With China’s reduced reliance on manufacturing, global corporations have been looking at moving to the likes of Vietnam and India for some time.
Given India’s abundant workforce and growing middle class, firms like Apple have made plans to manufacture products in the country for export and domestic buyers too.
Despite prime minister Narendra Modi’s ‘Make in India’ initiative, designed to unlock the country’s potential, the country still needs a push to really drive its manufacturing sector.
Firms moving production away from China could be that catalyst.
The country’s recovery is paramount though. How it manages inoculating a vast population and stemming further spreads will be the first indication of how this long-term demographic is boosted or derailed.
Investors should remember that emerging markets carry risks like these that more developed nations have come through. But sometimes that carries opportunity too.
Finally, Japanese shares started to see a bit of positive momentum at the end of 2020.
MSCI Japan’s pullback on renewed virus and lockdown fears have halted that progress so far this year but contained in that vignette is a sign of what sustained good news could provide for investors.
A pick-up in earnings could bring investors back to Japan’s exporter-heavy economy, especially if global growth hits its predicted level of around 6%.

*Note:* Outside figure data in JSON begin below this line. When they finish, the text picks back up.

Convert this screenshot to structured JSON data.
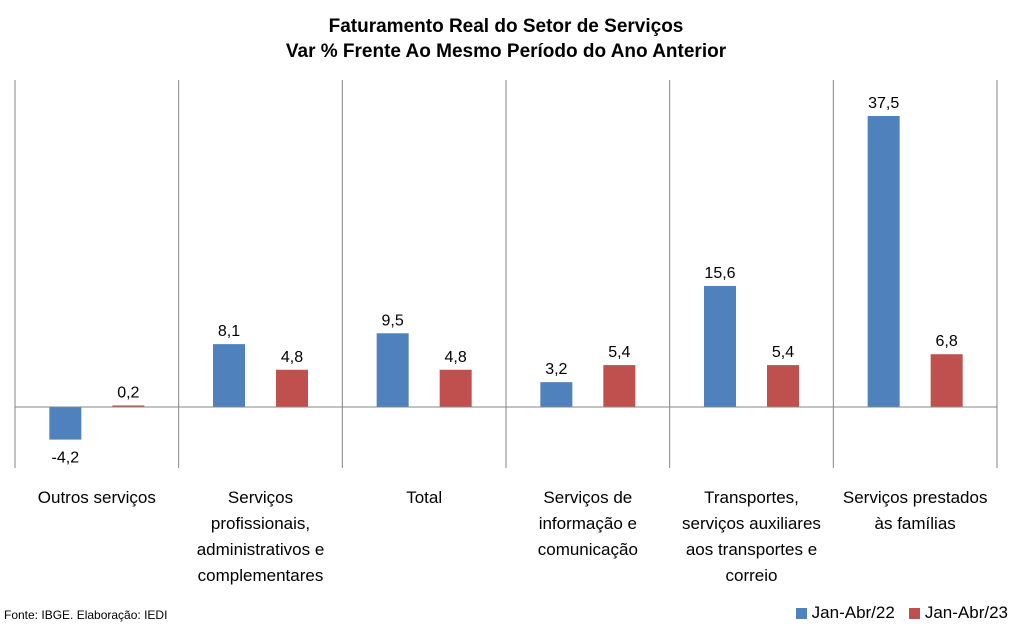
{
  "chart_data": {
    "type": "bar",
    "title": [
      "Faturamento Real do Setor de Serviços",
      "Var % Frente Ao Mesmo Período do Ano Anterior"
    ],
    "categories": [
      [
        "Outros serviços"
      ],
      [
        "Serviços",
        "profissionais,",
        "administrativos e",
        "complementares"
      ],
      [
        "Total"
      ],
      [
        "Serviços de",
        "informação e",
        "comunicação"
      ],
      [
        "Transportes,",
        "serviços auxiliares",
        "aos transportes e",
        "correio"
      ],
      [
        "Serviços prestados",
        "às famílias"
      ]
    ],
    "series": [
      {
        "name": "Jan-Abr/22",
        "color": "#4f81bd",
        "values": [
          -4.2,
          8.1,
          9.5,
          3.2,
          15.6,
          37.5
        ],
        "labels": [
          "-4,2",
          "8,1",
          "9,5",
          "3,2",
          "15,6",
          "37,5"
        ]
      },
      {
        "name": "Jan-Abr/23",
        "color": "#c0504d",
        "values": [
          0.2,
          4.8,
          4.8,
          5.4,
          5.4,
          6.8
        ],
        "labels": [
          "0,2",
          "4,8",
          "4,8",
          "5,4",
          "5,4",
          "6,8"
        ]
      }
    ],
    "ylim": [
      -8,
      42
    ],
    "grid": false,
    "legend_position": "bottom-right",
    "data_labels": true
  },
  "footer": {
    "source": "Fonte: IBGE. Elaboração: IEDI"
  }
}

Forecasts put Japanese earnings 60% above 2020 levels this year, with another 9% coming in 2022. If investors rotate away from the pricey tech elsewhere in search of value, Japan could offer a home to gains made elsewhere.
Given that corporate earnings in Japan are expected to flourish next year, as part of a global rebound, the market’s current low valuation levels could be attractive.
Manufacturing is a core sector in the country and, while the car segment has restarted slowly, the likes of tech products and electronics have shown an uptick as the demand for goods outstrips out-of-home services amid lockdowns.
If this continues and demand benefits from eventual pent-up consumer earnings ending up in bigger TVs or better sound systems, the momentum of the end of 2020 could resume.
The new government has also stated its ambitions to ramp up a digital transformation of the country’s public sector and head towards total carbon neutrality by 2050.
This opens the way for investors interested in environmental, social and governance (ESG) standards to look again at Japanese equities. If companies are being encouraged to reduce their effect on the environment, it could usher in a more competitive and sustainable landscape over heavy polluters elsewhere in investors’ portfolios.